Outgoing governor of the Bank of England Sir Mervyn King has slammed the idea of a financial transaction tax (FTT), saying that he can't find any European central banker who thinks it is a good idea.
Sir Mervyn said that there was "enormous sceptiscism even from quarters behind" the tax, and that he understood why some were not willing to be vocal in their opposition. There are concerns that many are self-censoring their concerns about the measure as it is not politically safe to oppose taxes on activities seen to relate to banking.
Warnings that taxes could reduce volumes and as such volatility as well as seeing business flee affected countries have so far gone unheeded, as the European Union seeks to press ahead with the measure.
Mark Hemsley, chief executive of BATS Chi-X Europe:
The number one example of that is the financial transaction tax which in the end will be extremely harmful for Europe, especially if it stretches into extra-territoriality and becomes the next trade war, as it were.

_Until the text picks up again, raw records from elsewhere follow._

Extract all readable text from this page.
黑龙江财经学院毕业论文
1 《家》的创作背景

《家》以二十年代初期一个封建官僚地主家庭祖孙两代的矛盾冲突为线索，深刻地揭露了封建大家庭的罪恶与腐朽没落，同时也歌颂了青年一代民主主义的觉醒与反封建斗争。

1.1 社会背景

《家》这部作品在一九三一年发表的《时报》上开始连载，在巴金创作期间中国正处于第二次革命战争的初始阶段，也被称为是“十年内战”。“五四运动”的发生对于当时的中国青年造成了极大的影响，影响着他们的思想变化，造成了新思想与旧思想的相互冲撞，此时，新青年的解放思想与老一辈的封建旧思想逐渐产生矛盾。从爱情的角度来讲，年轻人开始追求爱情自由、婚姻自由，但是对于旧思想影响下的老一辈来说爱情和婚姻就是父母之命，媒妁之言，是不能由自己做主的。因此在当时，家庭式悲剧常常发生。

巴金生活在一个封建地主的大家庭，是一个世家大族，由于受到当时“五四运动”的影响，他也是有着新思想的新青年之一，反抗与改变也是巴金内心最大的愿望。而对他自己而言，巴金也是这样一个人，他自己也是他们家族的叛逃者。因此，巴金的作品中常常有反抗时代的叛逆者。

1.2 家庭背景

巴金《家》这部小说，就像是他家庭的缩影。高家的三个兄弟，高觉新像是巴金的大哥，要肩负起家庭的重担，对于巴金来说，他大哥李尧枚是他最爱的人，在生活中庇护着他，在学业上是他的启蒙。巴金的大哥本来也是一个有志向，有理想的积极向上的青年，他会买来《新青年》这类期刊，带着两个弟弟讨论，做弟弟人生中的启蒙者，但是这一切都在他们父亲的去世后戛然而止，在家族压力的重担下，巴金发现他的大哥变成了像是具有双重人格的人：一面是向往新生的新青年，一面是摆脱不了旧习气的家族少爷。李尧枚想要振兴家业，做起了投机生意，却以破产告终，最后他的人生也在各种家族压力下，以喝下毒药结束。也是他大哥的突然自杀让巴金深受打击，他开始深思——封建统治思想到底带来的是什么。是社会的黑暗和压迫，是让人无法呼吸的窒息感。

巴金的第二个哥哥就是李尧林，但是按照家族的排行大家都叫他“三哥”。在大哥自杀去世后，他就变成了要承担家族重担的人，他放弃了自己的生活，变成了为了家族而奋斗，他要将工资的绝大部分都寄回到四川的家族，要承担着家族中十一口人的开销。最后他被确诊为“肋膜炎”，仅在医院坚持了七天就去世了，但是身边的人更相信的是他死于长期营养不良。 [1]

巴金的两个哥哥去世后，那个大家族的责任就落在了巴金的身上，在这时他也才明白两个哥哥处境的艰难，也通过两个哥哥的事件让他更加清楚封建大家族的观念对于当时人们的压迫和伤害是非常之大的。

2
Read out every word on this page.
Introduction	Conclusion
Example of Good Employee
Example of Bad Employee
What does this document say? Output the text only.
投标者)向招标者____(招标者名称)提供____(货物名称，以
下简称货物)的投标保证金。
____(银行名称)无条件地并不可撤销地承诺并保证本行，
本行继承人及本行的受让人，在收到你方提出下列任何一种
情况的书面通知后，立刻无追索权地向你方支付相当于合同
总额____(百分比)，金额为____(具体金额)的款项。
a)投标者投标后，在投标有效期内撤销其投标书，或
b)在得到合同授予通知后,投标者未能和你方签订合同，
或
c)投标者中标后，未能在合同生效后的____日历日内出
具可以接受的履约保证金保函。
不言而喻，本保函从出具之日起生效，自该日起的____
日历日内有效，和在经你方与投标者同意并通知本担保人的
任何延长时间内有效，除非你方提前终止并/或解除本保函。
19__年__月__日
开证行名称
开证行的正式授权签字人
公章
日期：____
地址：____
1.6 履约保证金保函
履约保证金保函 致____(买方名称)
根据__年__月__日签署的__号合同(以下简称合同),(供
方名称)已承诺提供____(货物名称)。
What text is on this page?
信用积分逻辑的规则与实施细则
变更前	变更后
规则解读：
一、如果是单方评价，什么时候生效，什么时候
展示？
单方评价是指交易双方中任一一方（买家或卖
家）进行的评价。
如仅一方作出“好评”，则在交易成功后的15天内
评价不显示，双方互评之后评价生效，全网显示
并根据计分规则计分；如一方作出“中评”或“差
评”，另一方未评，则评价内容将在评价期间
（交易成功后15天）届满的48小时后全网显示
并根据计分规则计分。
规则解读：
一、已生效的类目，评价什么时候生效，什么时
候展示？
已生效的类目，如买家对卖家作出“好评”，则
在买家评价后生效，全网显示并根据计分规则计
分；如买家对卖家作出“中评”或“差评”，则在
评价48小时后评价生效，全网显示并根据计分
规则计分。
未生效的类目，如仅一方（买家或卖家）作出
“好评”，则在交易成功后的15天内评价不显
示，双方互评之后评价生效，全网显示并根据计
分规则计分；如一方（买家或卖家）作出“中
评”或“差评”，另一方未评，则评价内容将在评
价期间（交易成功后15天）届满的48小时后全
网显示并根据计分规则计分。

Eduardo Refinetti Guardia, chief financial officer of BM&F Bovespa exchange:
The impact on the capital markets was very negative. We started to see companies listing in the U.S. At the end of the day what really happens is that you export your markets.
Tomoyoshi Uranishi, senior executive at the Tokyo Stock Exchange:
[The tax would be] a very bad influence over the world economy.
If the FTT is introduced extensively, I think most of the trading weight will shift from Europe to Asia and America.